Uganda's agriculture sector provides by far the country's main sources of income, employment, food and foreign exchange: more than 88 percent of the country's population lives in the rural areas, earning its livelihood from agriculture. But its cotton exports declined dramatically from over 500,000 bales per year in the early 1970s to less than 30,000 bales per year in the 1980s due to lower cotton lint prices.
The IDA Cotton Subsector Development Project aimed to revive cotton production and exports by increasing competition in cotton processing and marketing and improving supporting services to farmers. Specifically, the project aimed to improve performance of the cotton gin industry, provide a national research and extension program, and improve credit and seed delivery for farmers.
The cotton industry has been rehabilitated from a dilapidated state: production increased by more than 400 percent over pre-project levels.
- Average cotton production reached 120,000 bales in 2001/02 per year, from 35,000 bales in 1993/94.
- Area of cotton production increased to 119,000 in 2000/01, from 55,000 hectares in 1993/94.
- Cotton yield increased to 440 kg/ha in 2000/01, from 360 kg/ha in 1994/94.
- State-owned ginneries were restored to credit-worthiness through a debt-relief program financed by the project. Effective competition in cotton processing resulted in prompt payments to farmers.
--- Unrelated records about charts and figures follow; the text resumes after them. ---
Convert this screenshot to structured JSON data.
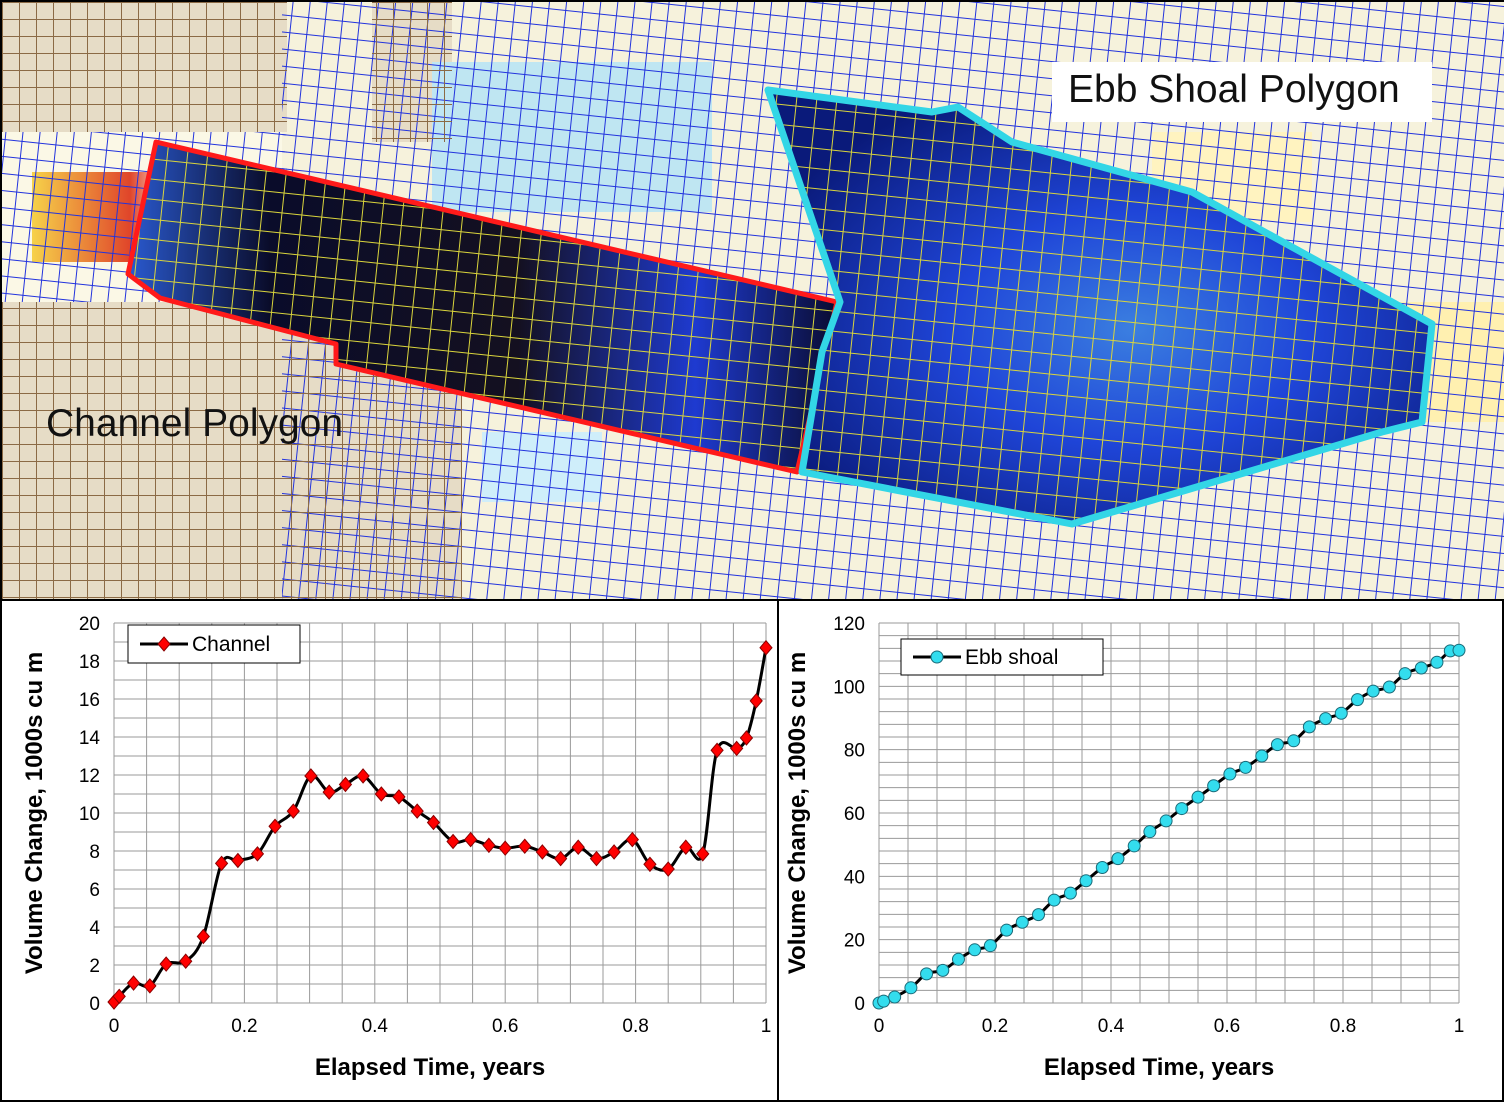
{
  "map": {
    "ebb_label": "Ebb Shoal Polygon",
    "channel_label": "Channel Polygon",
    "colors": {
      "channel_outline": "#ff1a1a",
      "ebb_outline": "#33d6e6",
      "grid_blue": "#1a2ee0",
      "grid_brown": "#8b6a45",
      "grid_yellow": "#d8d23a"
    }
  },
  "chart_data": [
    {
      "type": "line",
      "xlabel": "Elapsed Time, years",
      "ylabel": "Volume Change, 1000s cu m",
      "xlim": [
        0,
        1
      ],
      "ylim": [
        0,
        20
      ],
      "xticks": [
        "0",
        "0.2",
        "0.4",
        "0.6",
        "0.8",
        "1"
      ],
      "yticks": [
        "0",
        "2",
        "4",
        "6",
        "8",
        "10",
        "12",
        "14",
        "16",
        "18",
        "20"
      ],
      "grid": true,
      "legend_position": "top-left",
      "series": [
        {
          "name": "Channel",
          "color": "#ff0000",
          "marker": "diamond",
          "x": [
            0,
            0.008,
            0.03,
            0.055,
            0.08,
            0.11,
            0.137,
            0.165,
            0.19,
            0.22,
            0.247,
            0.275,
            0.302,
            0.33,
            0.355,
            0.382,
            0.41,
            0.437,
            0.465,
            0.49,
            0.52,
            0.547,
            0.575,
            0.6,
            0.63,
            0.657,
            0.685,
            0.712,
            0.74,
            0.767,
            0.795,
            0.822,
            0.85,
            0.877,
            0.903,
            0.925,
            0.955,
            0.97,
            0.985,
            1.0
          ],
          "y": [
            0.05,
            0.35,
            1.05,
            0.9,
            2.05,
            2.2,
            3.5,
            7.35,
            7.5,
            7.85,
            9.3,
            10.1,
            11.95,
            11.1,
            11.5,
            11.95,
            11.0,
            10.85,
            10.1,
            9.5,
            8.5,
            8.6,
            8.3,
            8.15,
            8.25,
            7.95,
            7.6,
            8.2,
            7.6,
            7.95,
            8.6,
            7.3,
            7.05,
            8.2,
            7.85,
            13.3,
            13.4,
            13.95,
            15.9,
            18.7
          ]
        }
      ]
    },
    {
      "type": "line",
      "xlabel": "Elapsed Time, years",
      "ylabel": "Volume Change, 1000s cu m",
      "xlim": [
        0,
        1
      ],
      "ylim": [
        0,
        120
      ],
      "xticks": [
        "0",
        "0.2",
        "0.4",
        "0.6",
        "0.8",
        "1"
      ],
      "yticks": [
        "0",
        "20",
        "40",
        "60",
        "80",
        "100",
        "120"
      ],
      "grid": true,
      "legend_position": "top-left",
      "series": [
        {
          "name": "Ebb shoal",
          "color": "#33ddee",
          "marker": "circle",
          "x": [
            0,
            0.008,
            0.027,
            0.055,
            0.082,
            0.11,
            0.137,
            0.165,
            0.192,
            0.22,
            0.247,
            0.275,
            0.302,
            0.33,
            0.357,
            0.385,
            0.412,
            0.44,
            0.467,
            0.495,
            0.522,
            0.55,
            0.577,
            0.605,
            0.632,
            0.66,
            0.687,
            0.715,
            0.742,
            0.77,
            0.797,
            0.825,
            0.852,
            0.88,
            0.907,
            0.935,
            0.962,
            0.985,
            1.0
          ],
          "y": [
            0,
            0.6,
            1.9,
            4.8,
            9.2,
            10.3,
            13.8,
            16.8,
            18.1,
            23.0,
            25.5,
            27.9,
            32.5,
            34.7,
            38.6,
            42.8,
            45.6,
            49.6,
            54.1,
            57.5,
            61.4,
            65.0,
            68.6,
            72.3,
            74.4,
            78.0,
            81.6,
            82.8,
            87.2,
            89.8,
            91.5,
            95.8,
            98.5,
            99.8,
            104.0,
            105.8,
            107.6,
            111.2,
            111.4
          ]
        }
      ]
    }
  ]
}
- The industry is now well served by the semi-autonomous Cotton Development Organization Authority and the Uganda Ginners and Cotton Exporters Association.
- The rehabilitated Serere Agricultural Research Institute restored genetic purity and physical quality of planting materials.
- Integrated pest management technologies were successfully tested and adopted by farmers.
- Although poverty reduction was not an explicit project objective, the rate of rural poverty in eastern Uganda, where poverty is high, fell from 58.8 percent in 1992/93 to 46.0 percent in 2002/03.
- Total project cost was US$28.5 million of which IDA financed US$13.8 million from 1994 to 2001.
- IDA's rigorous analytical and policy advice formed the basis for effective dialogue with the government, the private sector and farmers; this resulted in increased commitment to liberalize the cotton industry.
- IDA supported the successful piloting and adoption of new technologies by farmers and effective credit delivery mechanisms.
International Fund for Agricultural Development (IFAD).
Cotton production reached 150,000 bales in 2003/04 aided by support from USAID (aimed at increasing the competitiveness of Uganda's cotton on the international markets). Cotton export earnings have only about doubled due to low international prices, but the subsector has shown resilience to price movements, making sustainability highly likely. Prospects for rural credit access are improving and the basis has been laid for a reliable seed supply system. IDA has continued its support through the National Agricultural Advisory Services, an innovative approach designed to shift provision of agricultural extension services from the public sector to farmer-owned and managed delivery.